Mais que va-t-il se passer si les entreprises découvrent tôt ou tard qu'elles ne sont pas capables de mettre en pratique toutes ces prouesses technologiques ? Une question pertinente, car c'est en effet ce qui risque de se passer dans notre pays si nous ne passons pas rapidement à l'action. Ce qu'il nous faut, c'est un réseau innovant, solide et sécurisé, à savoir le réseau 5G, qui nous permettrait de supporter et de relier entre eux des centaines de milliers d'appareils. Hélas, en Belgique, aucun fournisseur d'accès n'a encore pris l'initiative de s'intéresser de plus près à la 5G. Des pays comme la Suède, Singapour et l'Espagne ont par contre déjà franchi le cap. Un choix judicieux, car l'Internet des objets va révolutionner l'économie d'ici cinq ans. 60 % des emplois actuels risquent de disparaître, mais le changement apportera avec lui de nouveaux modèles économiques, de nouvelles opportunités et de nouveaux emplois. Nous devons préparer l'économie belge à cette gigantesque opportunité.

C'est la raison pour laquelle notre "national coalition for skills & jobs" mérite davantage d'attention. Nous voulons permettre à chaque tranche d'âge de la population de faire connaissance avec le numérique. Car tout le monde doit embarquer dans le train du numérique : chaque secteur, chaque entreprise, chaque collaborateur. Sinon, d'ici quelques années, nous devrons aller chercher ailleurs les talents capables d'occuper les nouveaux emplois créés.

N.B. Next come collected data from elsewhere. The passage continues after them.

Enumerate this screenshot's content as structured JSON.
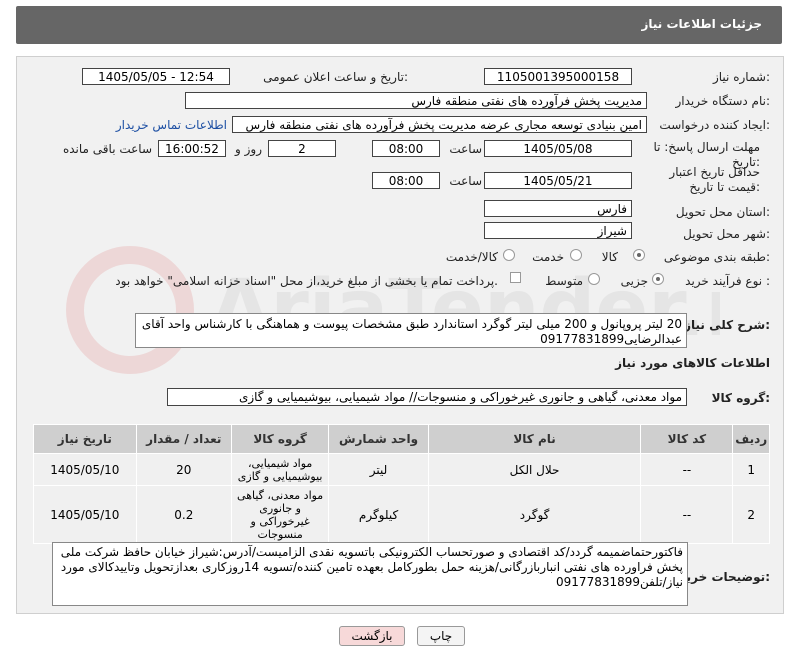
{
  "header": {
    "title": "جزئیات اطلاعات نیاز"
  },
  "form": {
    "need_number_label": "شماره نیاز:",
    "need_number": "1105001395000158",
    "announce_label": "تاریخ و ساعت اعلان عمومی:",
    "announce_value": "1405/05/05 - 12:54",
    "buyer_org_label": "نام دستگاه خریدار:",
    "buyer_org": "مدیریت پخش فرآورده های نفتی منطقه فارس",
    "requester_label": "ایجاد کننده درخواست:",
    "requester": "امین بنیادی توسعه مجاری عرضه مدیریت پخش فرآورده های نفتی منطقه فارس",
    "contact_link": "اطلاعات تماس خریدار",
    "reply_deadline_label": "مهلت ارسال پاسخ: تا تاریخ:",
    "reply_date": "1405/05/08",
    "time_label": "ساعت",
    "reply_time": "08:00",
    "days_value": "2",
    "days_label": "روز و",
    "remaining_time": "16:00:52",
    "remaining_label": "ساعت باقی مانده",
    "validity_label": "حداقل تاریخ اعتبار قیمت تا تاریخ:",
    "validity_date": "1405/05/21",
    "validity_time": "08:00",
    "province_label": "استان محل تحویل:",
    "province": "فارس",
    "city_label": "شهر محل تحویل:",
    "city": "شیراز",
    "category_label": "طبقه بندی موضوعی:",
    "category_options": [
      "کالا",
      "خدمت",
      "کالا/خدمت"
    ],
    "process_label": "نوع فرآیند خرید :",
    "process_options": [
      "جزیی",
      "متوسط"
    ],
    "process_note": "پرداخت تمام یا بخشی از مبلغ خرید،از محل \"اسناد خزانه اسلامی\" خواهد بود."
  },
  "description": {
    "label": "شرح کلی نیاز:",
    "text": "20 لیتر پروپانول و 200 میلی لیتر گوگرد استاندارد طبق مشخصات پیوست و هماهنگی با کارشناس واحد آقای عبدالرضایی09177831899"
  },
  "goods_section": {
    "title": "اطلاعات کالاهای مورد نیاز",
    "group_label": "گروه کالا:",
    "group_value": "مواد معدنی، گیاهی و جانوری غیرخوراکی و منسوجات// مواد شیمیایی، بیوشیمیایی و  گازی"
  },
  "table": {
    "headers": [
      "ردیف",
      "کد کالا",
      "نام کالا",
      "واحد شمارش",
      "گروه کالا",
      "تعداد / مقدار",
      "تاریخ نیاز"
    ],
    "rows": [
      [
        "1",
        "--",
        "حلال الکل",
        "لیتر",
        "مواد شیمیایی، بیوشیمیایی و گازی",
        "20",
        "1405/05/10"
      ],
      [
        "2",
        "--",
        "گوگرد",
        "کیلوگرم",
        "مواد معدنی، گیاهی و جانوری غیرخوراکی و منسوجات",
        "0.2",
        "1405/05/10"
      ]
    ]
  },
  "buyer_notes": {
    "label": "توضیحات خریدار:",
    "text": "فاکتورحتماضمیمه گردد/کد اقتصادی و صورتحساب الکترونیکی باتسویه نقدی الزامیست/آدرس:شیراز خیابان حافظ شرکت ملی پخش فراورده های نفتی انباربازرگانی/هزینه حمل بطورکامل بعهده تامین کننده/تسویه 14روزکاری بعدازتحویل وتاییدکالای مورد نیاز/تلفن09177831899"
  },
  "buttons": {
    "print": "چاپ",
    "back": "بازگشت"
  },
  "watermark": {
    "text": "AriaTender.net"
  }
}
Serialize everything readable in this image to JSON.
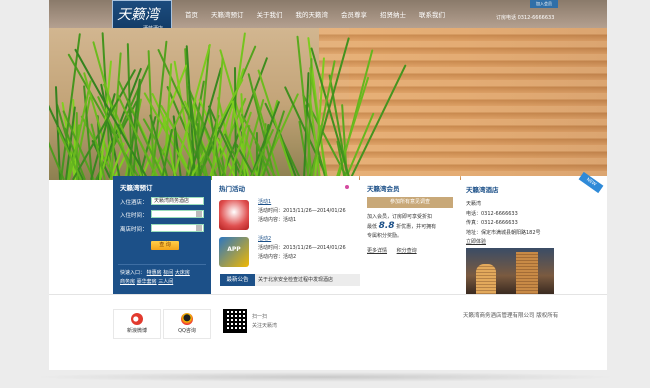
{
  "header": {
    "logo_cn": "天籁湾",
    "logo_sub": "酒航酒店",
    "logo_en": "TIANLAI BAY BUSINESS HOTEL",
    "nav": [
      "首页",
      "天籁湾预订",
      "关于我们",
      "我的天籁湾",
      "会员尊享",
      "招贤纳士",
      "联系我们"
    ],
    "phone": "订房电话 0312-6666633",
    "top_button": "加入会员"
  },
  "login": {
    "title": "天籁湾预订",
    "hotel_label": "入住酒店：",
    "hotel_value": "天籁湾商务酒店",
    "checkin_label": "入住时间：",
    "checkout_label": "离店时间：",
    "submit": "查 询",
    "quick_label": "快速入口：",
    "quick_links": [
      "特惠房",
      "标间",
      "大床房",
      "商务房",
      "豪华套房",
      "三人间"
    ]
  },
  "activities": {
    "title": "热门活动",
    "items": [
      {
        "link": "活动1",
        "time": "活动时间：2013/11/26—2014/01/26",
        "content": "活动内容：活动1"
      },
      {
        "link": "活动2",
        "time": "活动时间：2013/11/26—2014/01/26",
        "content": "活动内容：活动2"
      }
    ],
    "app_text": "APP",
    "news_tag": "最新公告",
    "news_text": "关于北京安全检查过程中发现酒店"
  },
  "member": {
    "title": "天籁湾会员",
    "button": "参加所有意见调查",
    "line1": "加入会员，订房即可享受折扣",
    "line2_pre": "最低",
    "line2_big": "8.8",
    "line2_post": "折优惠，并可拥有",
    "line3": "专属积分奖励。",
    "links": [
      "更多详情",
      "积分查询"
    ]
  },
  "hotel": {
    "title": "天籁湾酒店",
    "ribbon": "NEW",
    "name": "天籁湾",
    "tel": "电话：0312-6666633",
    "fax": "传真：0312-6666633",
    "address": "地址：保定市满城县朝阳路182号",
    "link": "立即体验"
  },
  "footer": {
    "weibo": "新浪微博",
    "qq": "QQ咨询",
    "scan1": "扫一扫",
    "scan2": "关注天籁湾",
    "copyright": "天籁湾商务酒店管理有限公司 版权所有"
  }
}
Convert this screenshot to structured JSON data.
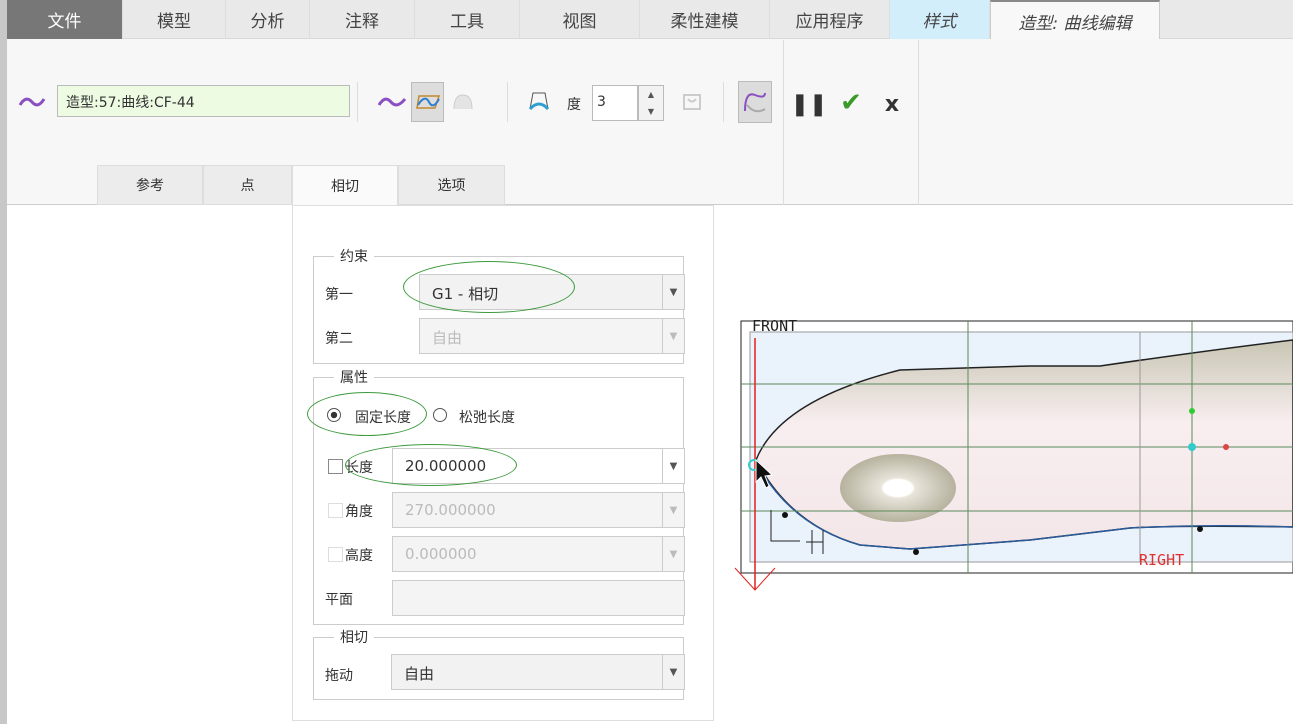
{
  "tabs": [
    {
      "label": "文件"
    },
    {
      "label": "模型"
    },
    {
      "label": "分析"
    },
    {
      "label": "注释"
    },
    {
      "label": "工具"
    },
    {
      "label": "视图"
    },
    {
      "label": "柔性建模"
    },
    {
      "label": "应用程序"
    },
    {
      "label": "样式"
    },
    {
      "label": "造型: 曲线编辑"
    }
  ],
  "ribbon": {
    "curve_name": "造型:57:曲线:CF-44",
    "degree_label": "度",
    "degree_value": "3"
  },
  "subtabs": [
    {
      "label": "参考"
    },
    {
      "label": "点"
    },
    {
      "label": "相切"
    },
    {
      "label": "选项"
    }
  ],
  "panel": {
    "constraint": {
      "title": "约束",
      "first_label": "第一",
      "first_value": "G1 - 相切",
      "second_label": "第二",
      "second_value": "自由"
    },
    "properties": {
      "title": "属性",
      "fixed_length": "固定长度",
      "relaxed_length": "松弛长度",
      "length_label": "长度",
      "length_value": "20.000000",
      "angle_label": "角度",
      "angle_value": "270.000000",
      "height_label": "高度",
      "height_value": "0.000000",
      "plane_label": "平面",
      "plane_value": ""
    },
    "tangent": {
      "title": "相切",
      "drag_label": "拖动",
      "drag_value": "自由"
    }
  },
  "viewport": {
    "front_label": "FRONT",
    "right_label": "RIGHT"
  },
  "colors": {
    "accent_green": "#3d9a3d",
    "style_tab": "#d3eefb",
    "curve_field": "#eefbe3"
  }
}
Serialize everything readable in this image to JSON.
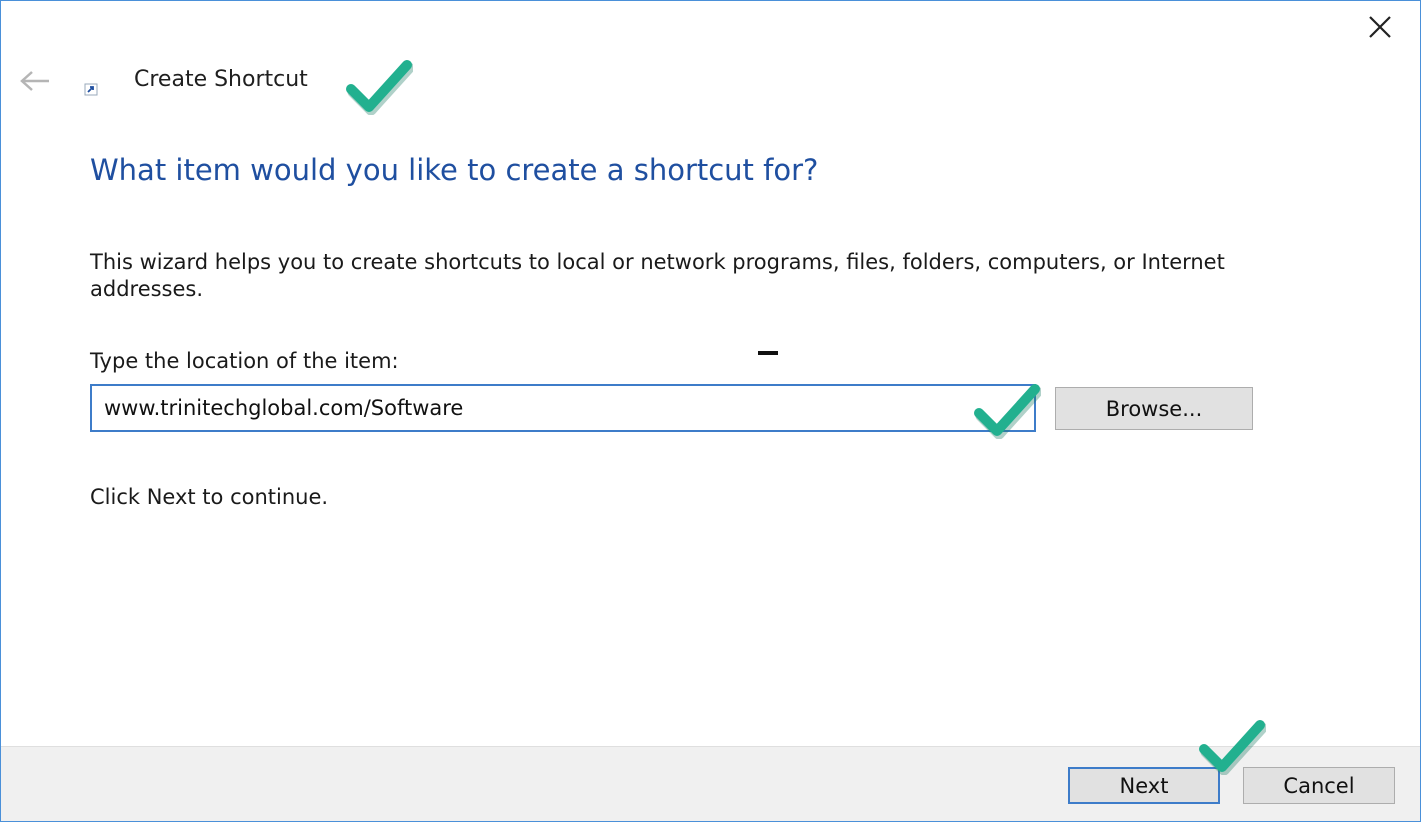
{
  "window": {
    "title": "Create Shortcut"
  },
  "content": {
    "heading": "What item would you like to create a shortcut for?",
    "description": "This wizard helps you to create shortcuts to local or network programs, files, folders, computers, or Internet addresses.",
    "location_label": "Type the location of the item:",
    "location_value": "www.trinitechglobal.com/Software",
    "browse_label": "Browse...",
    "continue_text": "Click Next to continue."
  },
  "footer": {
    "next_label": "Next",
    "cancel_label": "Cancel"
  },
  "colors": {
    "heading": "#1f4fa0",
    "focus_border": "#3d7cc9",
    "annotation_check": "#22b08f"
  },
  "icons": {
    "close": "close-icon",
    "back": "back-arrow-icon",
    "wizard": "shortcut-icon",
    "annotation": "checkmark-icon"
  }
}
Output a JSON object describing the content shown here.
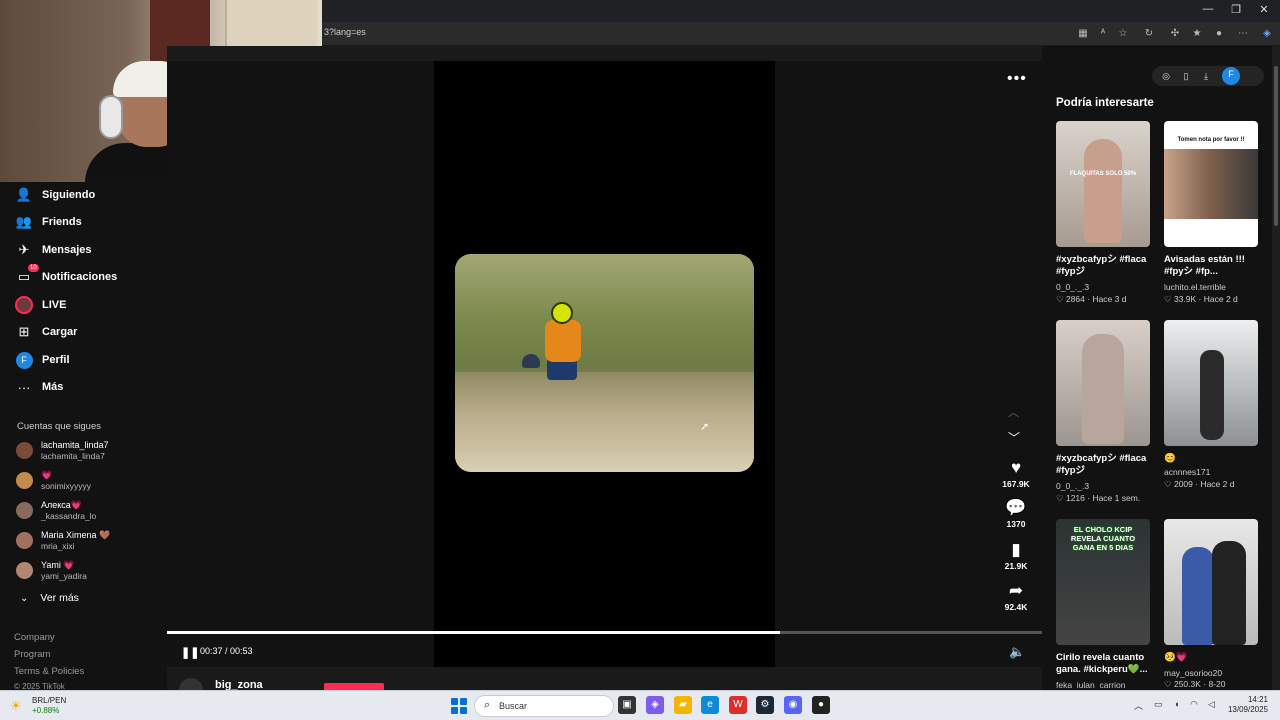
{
  "browser": {
    "url": "3?lang=es",
    "window_controls": [
      "—",
      "❐",
      "✕"
    ]
  },
  "sidebar": {
    "items": [
      {
        "label": "Siguiendo",
        "icon": "following-icon"
      },
      {
        "label": "Friends",
        "icon": "friends-icon"
      },
      {
        "label": "Mensajes",
        "icon": "messages-icon"
      },
      {
        "label": "Notificaciones",
        "icon": "notifications-icon",
        "badge": "10"
      },
      {
        "label": "LIVE",
        "icon": "live-icon"
      },
      {
        "label": "Cargar",
        "icon": "upload-icon"
      },
      {
        "label": "Perfil",
        "icon": "profile-icon",
        "avatar_letter": "F"
      },
      {
        "label": "Más",
        "icon": "more-icon"
      }
    ],
    "following_heading": "Cuentas que sigues",
    "accounts": [
      {
        "name": "lachamita_linda7",
        "handle": "lachamita_linda7",
        "color": "#7a4b3a"
      },
      {
        "name": "💗",
        "handle": "sonimixyyyyy",
        "color": "#c28b4b"
      },
      {
        "name": "Алекса💗",
        "handle": "_kassandra_lo",
        "color": "#8a6a5a"
      },
      {
        "name": "Maria Ximena 🤎",
        "handle": "mria_xixi",
        "color": "#a07060"
      },
      {
        "name": "Yami 💗",
        "handle": "yami_yadira",
        "color": "#b08870"
      }
    ],
    "see_more": "Ver más",
    "footer_links": [
      "Company",
      "Program",
      "Terms & Policies",
      "© 2025 TikTok"
    ]
  },
  "video": {
    "more": "•••",
    "likes": "167.9K",
    "comments": "1370",
    "saves": "21.9K",
    "shares": "92.4K",
    "time": "00:37 / 00:53",
    "progress": 0.7,
    "author": "big_zona"
  },
  "panel": {
    "title": "Podría interesarte",
    "cards": [
      {
        "thumb_text": "FLAQUITAS SOLO 50%",
        "caption": "#xyzbcafypシ #flaca #fypジ",
        "author": "0_0_._.3",
        "stats": "♡ 2864 · Hace 3 d"
      },
      {
        "thumb_text": "Tomen nota por favor !!",
        "caption": "Avisadas están !!! #fpyシ #fp...",
        "author": "luchito.el.terrible",
        "stats": "♡ 33.9K · Hace 2 d"
      },
      {
        "thumb_text": "",
        "caption": "#xyzbcafypシ #flaca #fypジ",
        "author": "0_0_._.3",
        "stats": "♡ 1216 · Hace 1 sem."
      },
      {
        "thumb_text": "",
        "caption": "😊",
        "author": "acnnnes171",
        "stats": "♡ 2009 · Hace 2 d"
      },
      {
        "thumb_text": "EL CHOLO KCIP REVELA CUANTO GANA EN 5 DIAS",
        "caption": "Cirilo revela cuanto gana. #kickperu💚...",
        "author": "feka_iulan_carrion",
        "stats": ""
      },
      {
        "thumb_text": "",
        "caption": "🥺💗",
        "author": "may_osorioo20",
        "stats": "♡ 250.3K · 8-20"
      }
    ]
  },
  "taskbar": {
    "ticker_symbol": "BRL/PEN",
    "ticker_change": "+0.88%",
    "search_placeholder": "Buscar",
    "time": "14:21",
    "date": "13/09/2025"
  },
  "colors": {
    "accent": "#fe2c55",
    "bg": "#121212",
    "taskbar": "#e6eaf0"
  }
}
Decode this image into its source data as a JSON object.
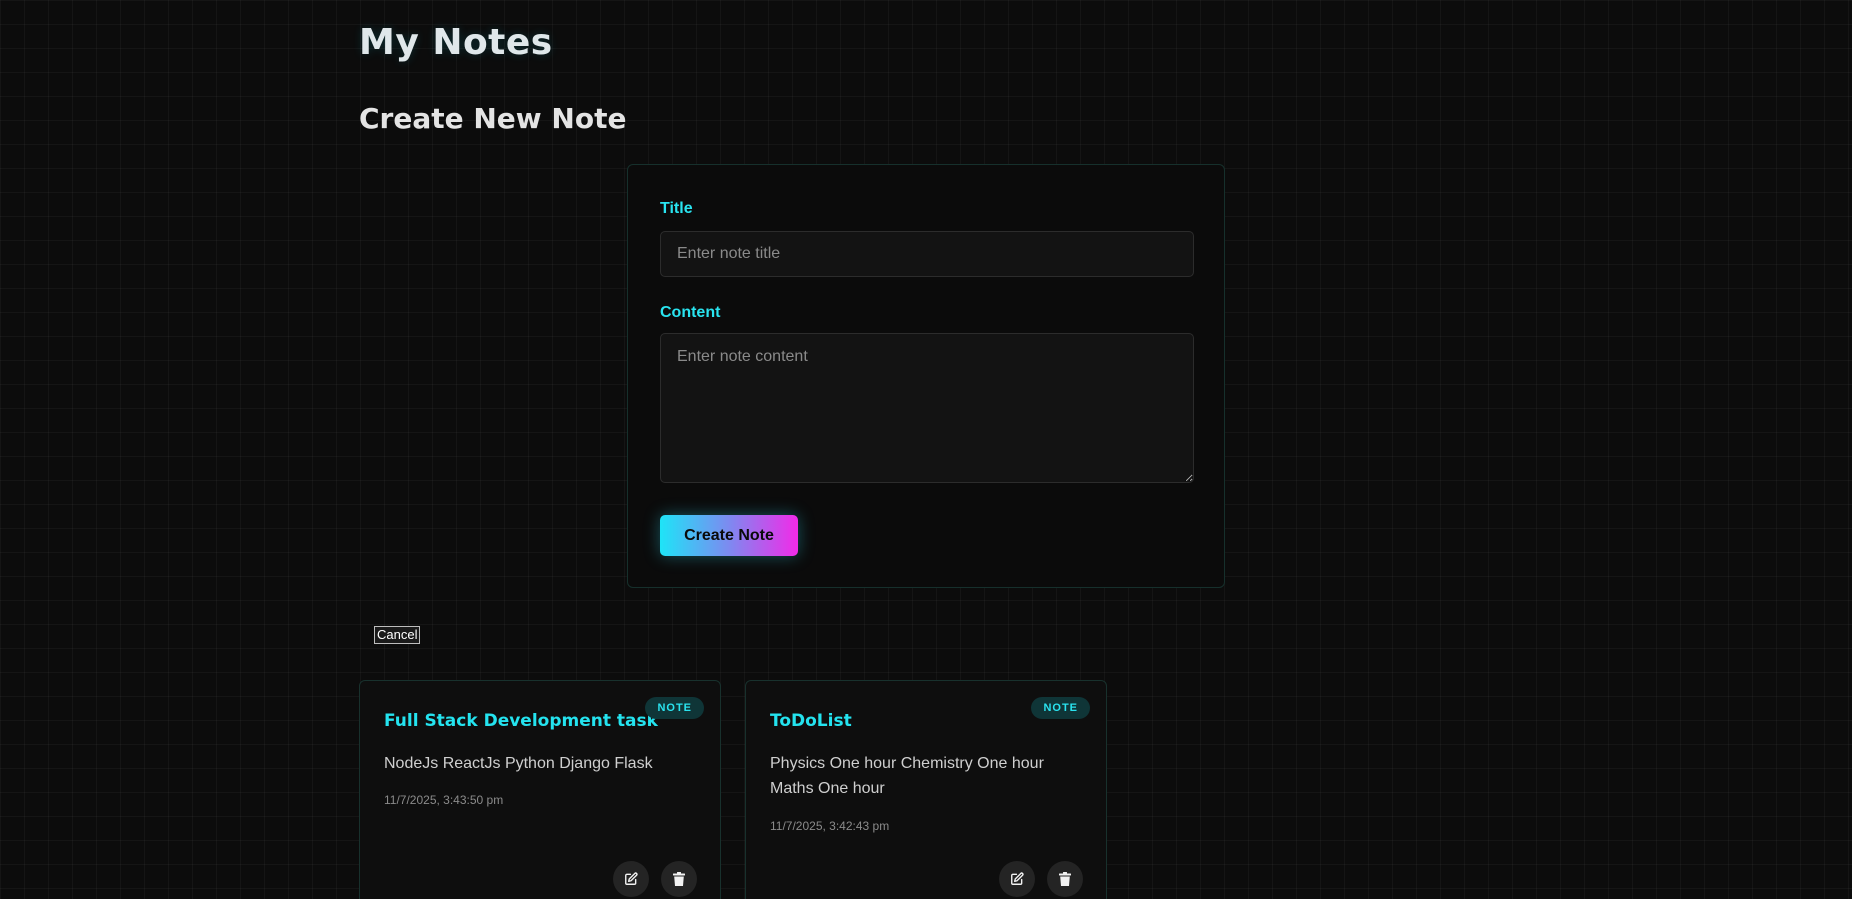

Je sais que le numérique est l'une des priorités du ministre Alexander De Croo. Sa passion et son enthousiasme pour l'univers numérique sont communicatifs. Et je suis fière que la Belgique commence à comprendre que le numérique n'est pas un luxe, mais une nécessité. Mais le temps est peut-être venu de placer certains points comme les nouveaux modèles économiques, la 5G et nos compétences numériques un peu plus haut sur notre liste des priorités. Nous devons passer à l'action, afin de progresser rapidement et d'être prêts à relever le véritable défi en 2020.